Re: [PATCH] softirq: fix memory corruption when freeing tasklet_struct
From: Allen
Date: Mon Jan 29 2024 - 12:01:10 EST
> The following is a draft patch which implements atomic workqueues and
> convert dm-crypt to use it instead of tasklet. It's an early draft and very
> lightly tested but seems to work more or less. It's on top of wq/for6.9 + a
> pending patchset. The following git branch can be used for testing.
>
> git://git.kernel.org/pub/scm/linux/kernel/git/tj/wq.git wq-atomic-draft
>
> I'll go over it to make sure all the pieces work. While it adds some
> complications, it doesn't seem too bad and conversion from tasklet should be
> straightforward too.
>
> - It hooks into tasklet[_hi] for now but if we get to update all of tasklet
> users, we can just repurpose the tasklet softirq slots directly.
>
> - I thought about allowing busy-waits for flushes and cancels but it didn't
> seem necessary. Keeping them blocking has the benefit of avoiding possible
> nasty deadlocks. We can revisit if there's need.
>
> - Compared to tasklet, each work item goes through a bit more management
> code because I wanted to keep the code as unified as possible to regular
> threaded workqueues. That said, it's not a huge amount and my bet is that
> the difference is unlikely to be noticeable.
>
> Thanks.
>
> From 8224d2602ef454ca164f4added765dc4dddd5e16 Mon Sep 17 00:00:00 2001
> From: Tejun Heo <tj@xxxxxxxxxx>
> Date: Fri, 26 Jan 2024 13:21:42 -1000
> Subject: [PATCH] workqueue: DRAFT: Implement atomic workqueue and convert
> dmcrypt to use it
>
> ---
> drivers/md/dm-crypt.c | 36 +-----
> include/linux/workqueue.h | 6 +
> kernel/workqueue.c | 234 +++++++++++++++++++++++++++---------
> kernel/workqueue_internal.h | 3 +
> 4 files changed, 186 insertions(+), 93 deletions(-)
>
> diff --git a/drivers/md/dm-crypt.c b/drivers/md/dm-crypt.c
> index 855b482cbff1..d375285db202 100644
> --- a/drivers/md/dm-crypt.c
> +++ b/drivers/md/dm-crypt.c
> @@ -73,11 +73,8 @@ struct dm_crypt_io {
> struct bio *base_bio;
> u8 *integrity_metadata;
> bool integrity_metadata_from_pool:1;
> - bool in_tasklet:1;
>
> struct work_struct work;
> - struct tasklet_struct tasklet;
> -
> struct convert_context ctx;
>
> atomic_t io_pending;
> @@ -1762,7 +1759,6 @@ static void crypt_io_init(struct dm_crypt_io *io, struct crypt_config *cc,
> io->ctx.r.req = NULL;
> io->integrity_metadata = NULL;
> io->integrity_metadata_from_pool = false;
> - io->in_tasklet = false;
> atomic_set(&io->io_pending, 0);
> }
>
> @@ -1771,13 +1767,6 @@ static void crypt_inc_pending(struct dm_crypt_io *io)

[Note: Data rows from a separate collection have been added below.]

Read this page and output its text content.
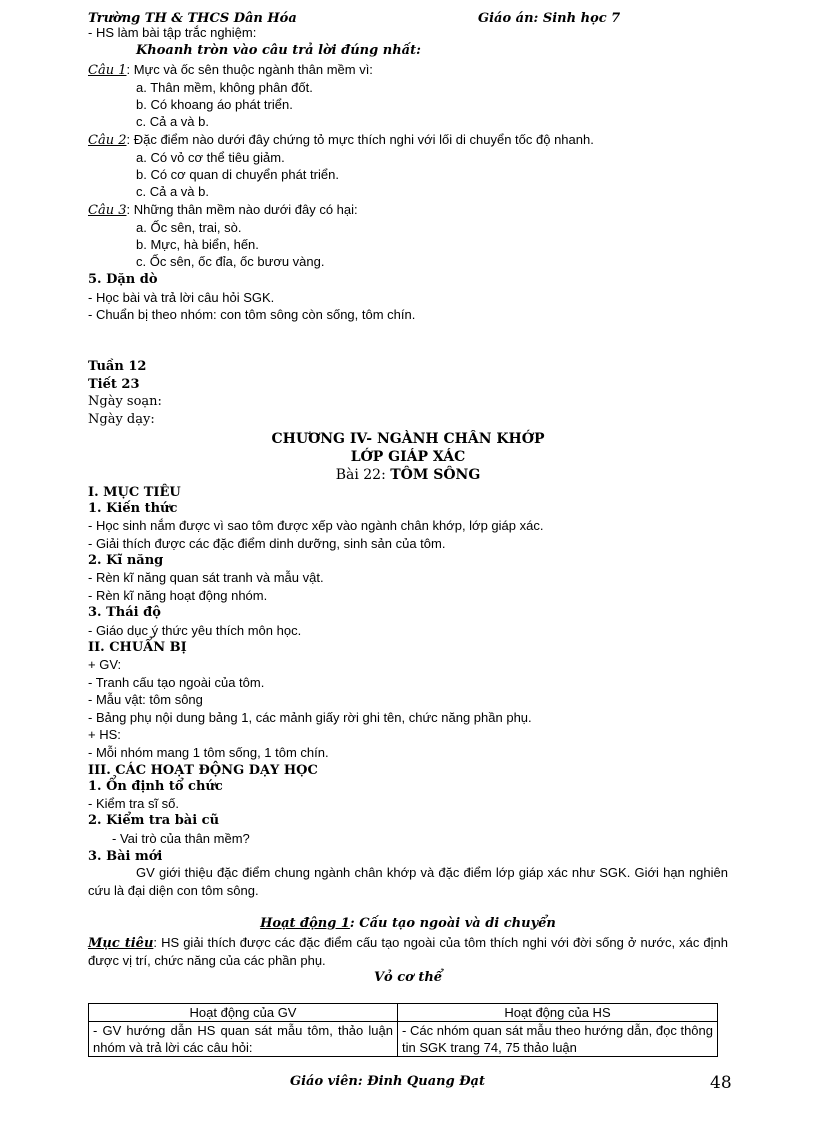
Trường TH & THCS Dân Hóa	Giáo án: Sinh học 7
- HS làm bài tập trắc nghiệm:
Khoanh tròn vào câu trả lời đúng nhất:
Câu 1: Mực và ốc sên thuộc ngành thân mềm vì:
a. Thân mềm, không phân đốt.
b. Có khoang áo phát triển.
c. Cả a và b.
Câu 2: Đặc điểm nào dưới đây chứng tỏ mực thích nghi với lối di chuyển tốc độ nhanh.
a. Có vỏ cơ thể tiêu giảm.
b. Có cơ quan di chuyển phát triển.
c. Cả a và b.
Câu 3: Những thân mềm nào dưới đây có hại:
a. Ốc sên, trai, sò.
b. Mực, hà biển, hến.
c. Ốc sên, ốc đỉa, ốc bươu vàng.
5. Dặn dò
- Học bài và trả lời câu hỏi SGK.
- Chuẩn bị theo nhóm: con tôm sông còn sống, tôm chín.
Tuần 12
Tiết 23
Ngày soạn:
Ngày dạy:
CHƯƠNG IV- NGÀNH CHÂN KHỚP
LỚP GIÁP XÁC
Bài 22: TÔM SÔNG
I. MỤC TIÊU
1. Kiến thức
- Học sinh nắm được vì sao tôm được xếp vào ngành chân khớp, lớp giáp xác.
- Giải thích được các đặc điểm dinh dưỡng, sinh sản của tôm.
2. Kĩ năng
- Rèn kĩ năng quan sát tranh và mẫu vật.
- Rèn kĩ năng hoạt động nhóm.
3. Thái độ
- Giáo dục ý thức yêu thích môn học.
II. CHUẨN BỊ
+ GV:
- Tranh cấu tạo ngoài của tôm.
- Mẫu vật: tôm sông
- Bảng phụ nội dung bảng 1, các mảnh giấy rời ghi tên, chức năng phần phụ.
+ HS:
- Mỗi nhóm mang 1 tôm sống, 1 tôm chín.
III. CÁC HOẠT ĐỘNG DẠY HỌC
1. Ổn định tổ chức
- Kiểm tra sĩ số.
2. Kiểm tra bài cũ
- Vai trò của thân mềm?
3. Bài mới
GV giới thiệu đặc điểm chung ngành chân khớp và đặc điểm lớp giáp xác như SGK. Giới hạn nghiên cứu là đại diện con tôm sông.
Hoạt động 1: Cấu tạo ngoài và di chuyển
Mục tiêu: HS giải thích được các đặc điểm cấu tạo ngoài của tôm thích nghi với đời sống ở nước, xác định được vị trí, chức năng của các phần phụ.
Vỏ cơ thể
Hoạt động của GV	Hoạt động của HS
- GV hướng dẫn HS quan sát mẫu tôm, thảo luận nhóm và trả lời các câu hỏi:	- Các nhóm quan sát mẫu theo hướng dẫn, đọc thông tin SGK trang 74, 75 thảo luận
Giáo viên: Đinh Quang Đạt	48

> atomic_inc(&io->io_pending);
> }
>
> -static void kcryptd_io_bio_endio(struct work_struct *work)
> -{
> - struct dm_crypt_io *io = container_of(work, struct dm_crypt_io, work);
> -
> - bio_endio(io->base_bio);
> -}
> -
> /*
> * One of the bios was finished. Check for completion of
> * the whole request and correctly clean up the buffer.
> @@ -1800,21 +1789,6 @@ static void crypt_dec_pending(struct dm_crypt_io *io)

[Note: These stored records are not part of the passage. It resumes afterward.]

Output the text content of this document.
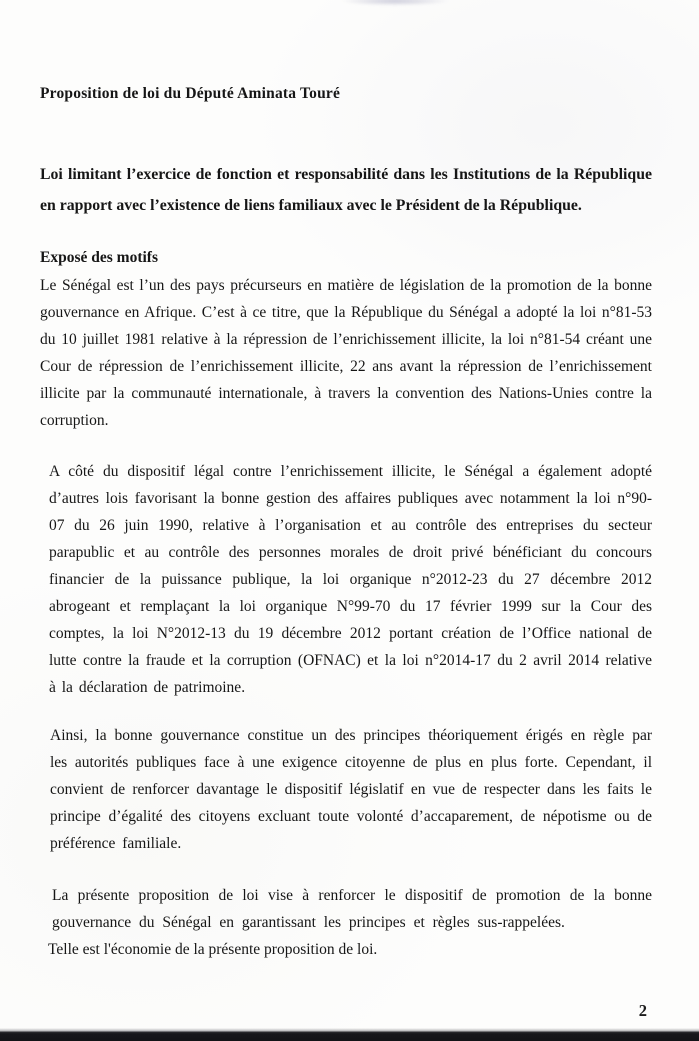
Proposition de loi du Député Aminata Touré
Loi limitant l’exercice de fonction et responsabilité dans les Institutions de la République en rapport avec l’existence de liens familiaux avec le Président de la République.
Exposé des motifs
Le Sénégal est l’un des pays précurseurs en matière de législation de la promotion de la bonne gouvernance en Afrique. C’est à ce titre, que la République du Sénégal a adopté la loi n°81-53 du 10 juillet 1981 relative à la répression de l’enrichissement illicite, la loi n°81-54 créant une Cour de répression de l’enrichissement illicite, 22 ans avant la répression de l’enrichissement illicite par la communauté internationale, à travers la convention des Nations-Unies contre la corruption.
A côté du dispositif légal contre l’enrichissement illicite, le Sénégal a également adopté d’autres lois favorisant la bonne gestion des affaires publiques avec notamment la loi n°90-07 du 26 juin 1990, relative à l’organisation et au contrôle des entreprises du secteur parapublic et au contrôle des personnes morales de droit privé bénéficiant du concours financier de la puissance publique, la loi organique n°2012-23 du 27 décembre 2012 abrogeant et remplaçant la loi organique N°99-70 du 17 février 1999 sur la Cour des comptes, la loi N°2012-13 du 19 décembre 2012 portant création de l’Office national de lutte contre la fraude et la corruption (OFNAC) et la loi n°2014-17 du 2 avril 2014 relative à la déclaration de patrimoine.
Ainsi, la bonne gouvernance constitue un des principes théoriquement érigés en règle par les autorités publiques face à une exigence citoyenne de plus en plus forte. Cependant, il convient de renforcer davantage le dispositif législatif en vue de respecter dans les faits le principe d’égalité des citoyens excluant toute volonté d’accaparement, de népotisme ou de préférence familiale.
La présente proposition de loi vise à renforcer le dispositif de promotion de la bonne gouvernance du Sénégal en garantissant les principes et règles sus-rappelées.
Telle est l'économie de la présente proposition de loi.
2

> kfree(io->integrity_metadata);
>
> base_bio->bi_status = error;
> -
> - /*
> - * If we are running this function from our tasklet,
> - * we can't call bio_endio() here, because it will call
> - * clone_endio() from dm.c, which in turn will
> - * free the current struct dm_crypt_io structure with
> - * our tasklet. In this case we need to delay bio_endio()

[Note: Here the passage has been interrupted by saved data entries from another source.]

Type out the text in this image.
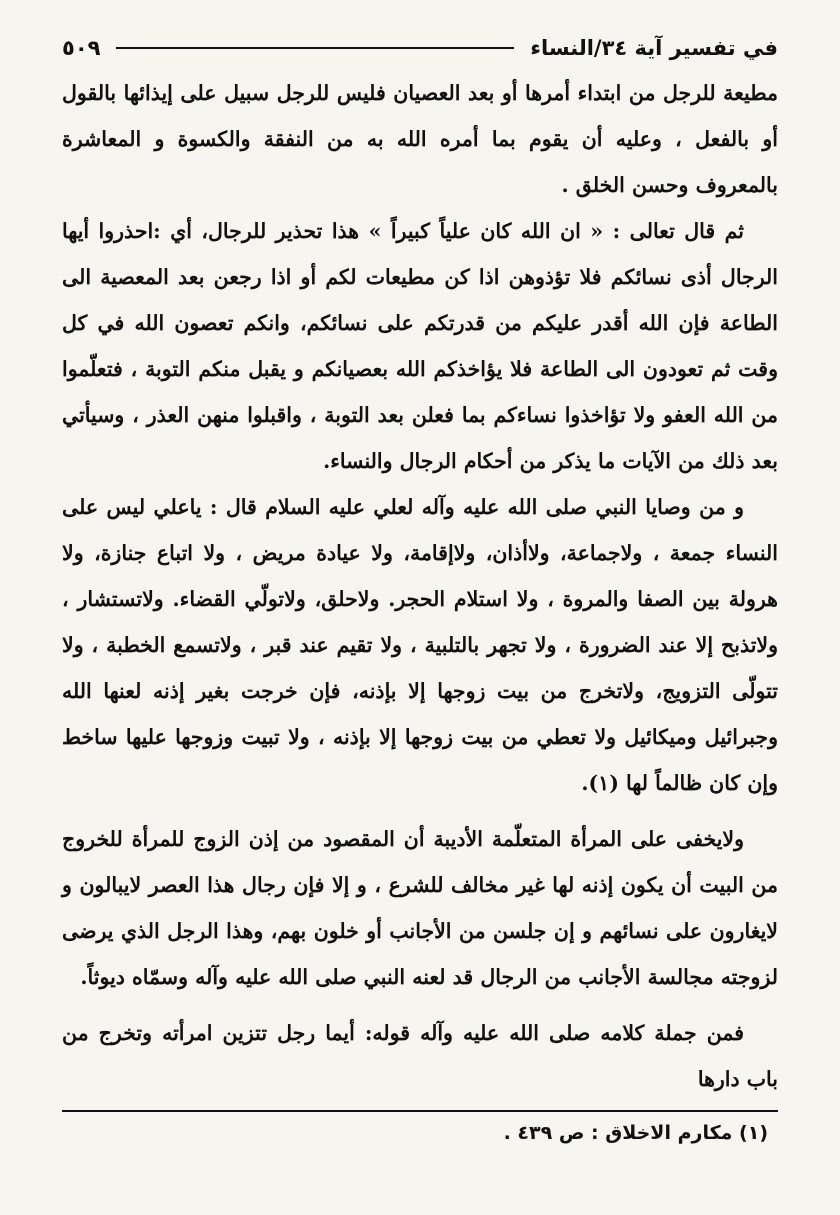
في تفسير آية ٣٤/النساء
٥٠٩

مطيعة للرجل من ابتداء أمرها أو بعد العصيان فليس للرجل سبيل على إيذائها بالقول أو بالفعل ، وعليه أن يقوم بما أمره الله به من النفقة والكسوة و المعاشرة بالمعروف وحسن الخلق .

ثم قال تعالى : « ان الله كان علياً كبيراً » هذا تحذير للرجال، أي :احذروا أيها الرجال أذى نسائكم فلا تؤذوهن اذا كن مطيعات لكم أو اذا رجعن بعد المعصية الى الطاعة فإن الله أقدر عليكم من قدرتكم على نسائكم، وانكم تعصون الله في كل وقت ثم تعودون الى الطاعة فلا يؤاخذكم الله بعصيانكم و يقبل منكم التوبة ، فتعلّموا من الله العفو ولا تؤاخذوا نساءكم بما فعلن بعد التوبة ، واقبلوا منهن العذر ، وسيأتي بعد ذلك من الآيات ما يذكر من أحكام الرجال والنساء.

و من وصايا النبي صلى الله عليه وآله لعلي عليه السلام قال : ياعلي ليس على النساء جمعة ، ولاجماعة، ولاأذان، ولاإقامة، ولا عيادة مريض ، ولا اتباع جنازة، ولا هرولة بين الصفا والمروة ، ولا استلام الحجر. ولاحلق، ولاتولّي القضاء. ولاتستشار ، ولاتذبح إلا عند الضرورة ، ولا تجهر بالتلبية ، ولا تقيم عند قبر ، ولاتسمع الخطبة ، ولا تتولّى التزويج، ولاتخرج من بيت زوجها إلا بإذنه، فإن خرجت بغير إذنه لعنها الله وجبرائيل وميكائيل ولا تعطي من بيت زوجها إلا بإذنه ، ولا تبيت وزوجها عليها ساخط وإن كان ظالماً لها (١).

ولايخفى على المرأة المتعلّمة الأديبة أن المقصود من إذن الزوج للمرأة للخروج من البيت أن يكون إذنه لها غير مخالف للشرع ، و إلا فإن رجال هذا العصر لايبالون و لايغارون على نسائهم و إن جلسن من الأجانب أو خلون بهم، وهذا الرجل الذي يرضى لزوجته مجالسة الأجانب من الرجال قد لعنه النبي صلى الله عليه وآله وسمّاه ديوثاً.

فمن جملة كلامه صلى الله عليه وآله قوله: أيما رجل تتزين امرأته وتخرج من باب دارها

(١) مكارم الاخلاق : ص ٤٣٩ .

> - * execution to after the tasklet is done and dequeued.
> - */
> - if (io->in_tasklet) {
> - INIT_WORK(&io->work, kcryptd_io_bio_endio);
> - queue_work(cc->io_queue, &io->work);
> - return;
> - }
> -
> bio_endio(base_bio);
> }
>
> @@ -2246,11 +2220,6 @@ static void kcryptd_crypt(struct work_struct *work)
> kcryptd_crypt_write_convert(io);
> }
>
> -static void kcryptd_crypt_tasklet(unsigned long work)
> -{
> - kcryptd_crypt((struct work_struct *)work);
> -}
> -
> static void kcryptd_queue_crypt(struct dm_crypt_io *io)
> {
> struct crypt_config *cc = io->cc;
> @@ -2263,9 +2232,8 @@ static void kcryptd_queue_crypt(struct dm_crypt_io *io)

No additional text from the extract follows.